Soldados se aprestan para la batalla ante un enemigo invisible. M. está en su casa, tomando un café antes de salir para el hospital. Es joven. Hace unos días ha pedido el alta voluntaria de una lesión y ha decidido incorporarse a este ejército en el que los médicos no están en la retaguardia, esperando a los heridos, sino en la primera línea de fuego. El escenario que encuentra esta cordobesa en un hospital de Madrid, con los pasillos cargados de gente asustada y doliente, es el de una película incomprensible, un mundo de pesadilla que, según «la curva», no ha alcanzado su máximo.

J. también se prepara. Es enfermera y lleva un par de días viendo vídeos, formándose para el trabajo de la UCI de coronavirus al que va a incorporarse, reciclando otras experiencias distintas en cuidados intensivos. No es tan joven como M., pero su edad es de plenitud y experiencia. Tiene hijos, un esposo enamorado. Tienen suerte los enfermos, pues ella piensa que no sirve de nada decaerse o deprimirse, porque eso solo desanima a los demás, así que acudirá a su trabajo con ganas: «Esto tiene que pasar».

Los que las conocemos, los que las queremos -como a N., otro facultativo que se recupera en su casa del contagio-, sabemos que es su trabajo, pero sentimos preocupación y cruzamos los dedos para que encuentren, al llegar, no solo el apoyo de unos equipos que a buen seguro serán sólidos y solidarios, sino la comprensión de los enfermos y, especialmente, medios para protegerse. Todavía, ¡todavía! nos llegan al periódico una y otra vez las quejas del personal sanitario que se siente desvalido, igual que las del personal de servicios a la dependencia y otras actividades. Siguen faltando mascarillas y medios de protección. ¡Basta ya! Resuélvase.

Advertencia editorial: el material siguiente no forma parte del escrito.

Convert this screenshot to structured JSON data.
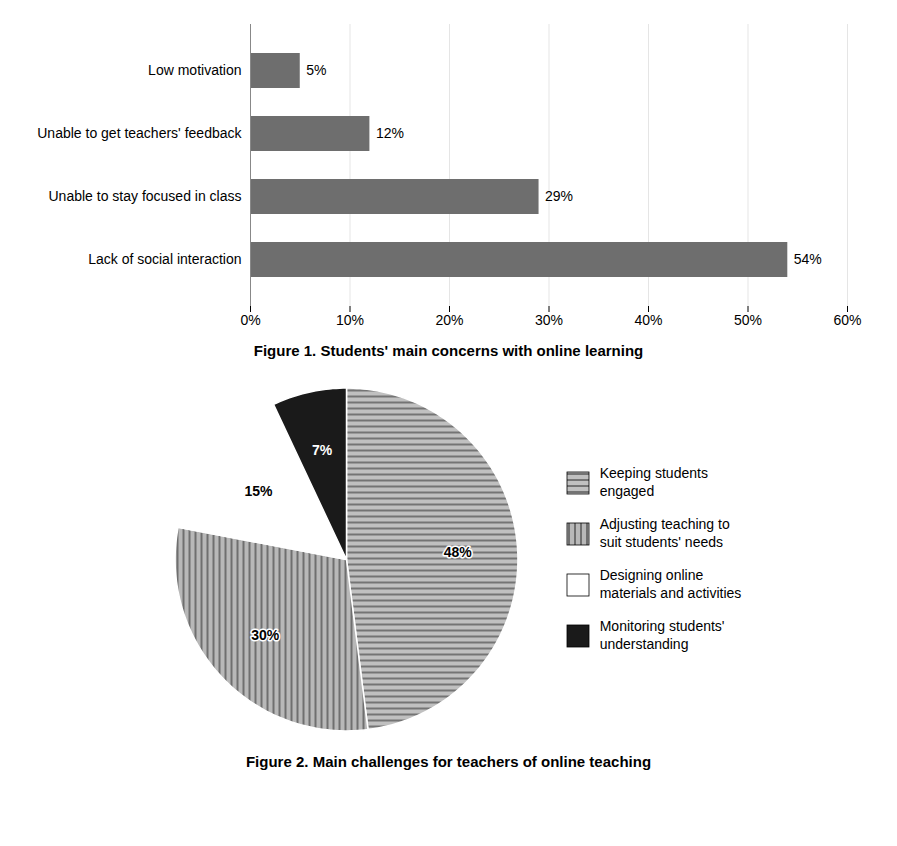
{
  "chart_data": [
    {
      "type": "bar",
      "orientation": "horizontal",
      "title": "Figure 1. Students' main concerns with online learning",
      "categories": [
        "Lack of social interaction",
        "Unable to stay focused in class",
        "Unable to get teachers' feedback",
        "Low motivation"
      ],
      "values": [
        54,
        29,
        12,
        5
      ],
      "value_labels": [
        "54%",
        "29%",
        "12%",
        "5%"
      ],
      "data_labels": true,
      "color": "#6e6e6e",
      "xlim": [
        0,
        60
      ],
      "xticks": [
        {
          "value": 0,
          "label": "0%"
        },
        {
          "value": 10,
          "label": "10%"
        },
        {
          "value": 20,
          "label": "20%"
        },
        {
          "value": 30,
          "label": "30%"
        },
        {
          "value": 40,
          "label": "40%"
        },
        {
          "value": 50,
          "label": "50%"
        },
        {
          "value": 60,
          "label": "60%"
        }
      ],
      "grid": true
    },
    {
      "type": "pie",
      "title": "Figure 2. Main challenges for teachers of online teaching",
      "categories": [
        "Keeping students\nengaged",
        "Adjusting teaching to\nsuit students' needs",
        "Designing online\nmaterials and activities",
        "Monitoring students'\nunderstanding"
      ],
      "values": [
        48,
        30,
        15,
        7
      ],
      "value_labels": [
        "48%",
        "30%",
        "15%",
        "7%"
      ],
      "data_labels": true,
      "colors": [
        "#c0c0c0",
        "#b8b8b8",
        "#ffffff",
        "#1a1a1a"
      ],
      "legend": "right"
    }
  ]
}
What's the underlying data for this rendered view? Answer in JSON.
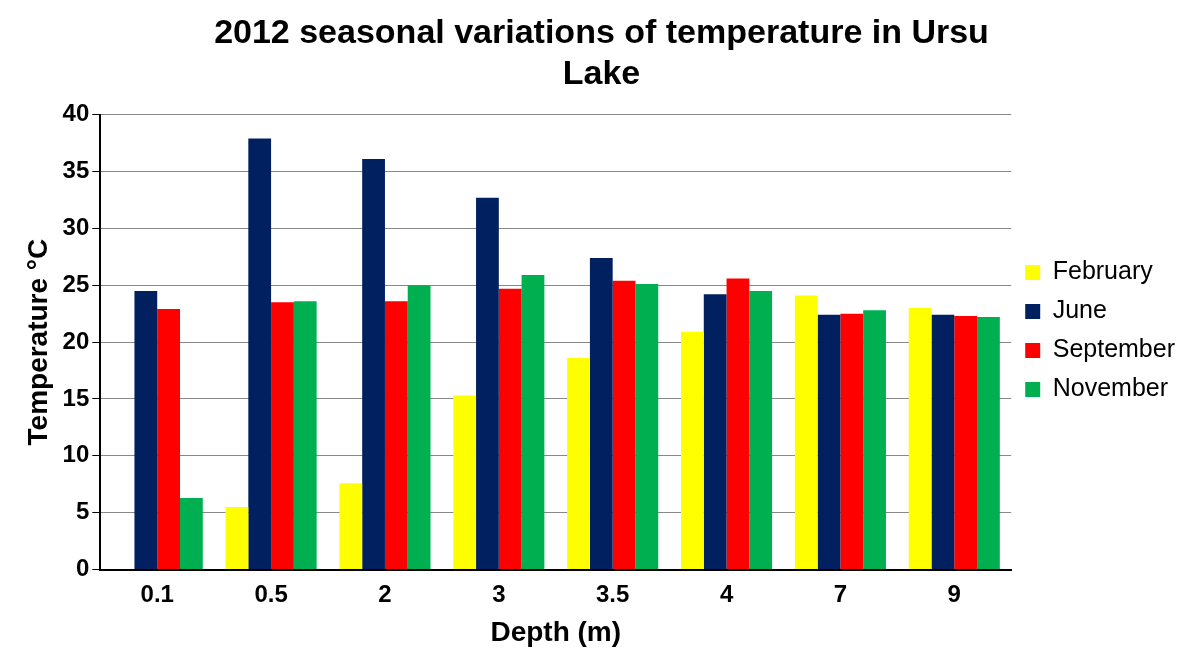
{
  "chart_data": {
    "type": "bar",
    "title": "2012 seasonal variations of temperature in Ursu Lake",
    "xlabel": "Depth (m)",
    "ylabel": "Temperature °C",
    "categories": [
      "0.1",
      "0.5",
      "2",
      "3",
      "3.5",
      "4",
      "7",
      "9"
    ],
    "series": [
      {
        "name": "February",
        "color": "#ffff00",
        "values": [
          null,
          5.5,
          7.6,
          15.3,
          18.6,
          20.9,
          24.1,
          23
        ]
      },
      {
        "name": "June",
        "color": "#002060",
        "values": [
          24.5,
          37.9,
          36.1,
          32.7,
          27.4,
          24.2,
          22.4,
          22.4
        ]
      },
      {
        "name": "September",
        "color": "#ff0000",
        "values": [
          22.9,
          23.5,
          23.6,
          24.7,
          25.4,
          25.6,
          22.5,
          22.3
        ]
      },
      {
        "name": "November",
        "color": "#00b050",
        "values": [
          6.3,
          23.6,
          25,
          25.9,
          25.1,
          24.5,
          22.8,
          22.2
        ]
      }
    ],
    "ylim": [
      0,
      40
    ],
    "yticks": [
      0,
      5,
      10,
      15,
      20,
      25,
      30,
      35,
      40
    ],
    "grid": "y",
    "legend": "right"
  }
}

Hablo con otra M. Ella trabaja desde casa mientras brega con sus hijos. Por la noche, su marido llega rodeado de mil precauciones -los niños lo observan inquietos-, directo a un cuarto de baño en el que se quitará toda la ropa para ducharse y que sea lavada y desinfectada, y el propio baño será luego saneado con lejía. Son nuestro ejército sanitario. No están en la trinchera, como casi todos nosotros, sino en la primera línea de fuego, muchas veces sin armas para defenderse.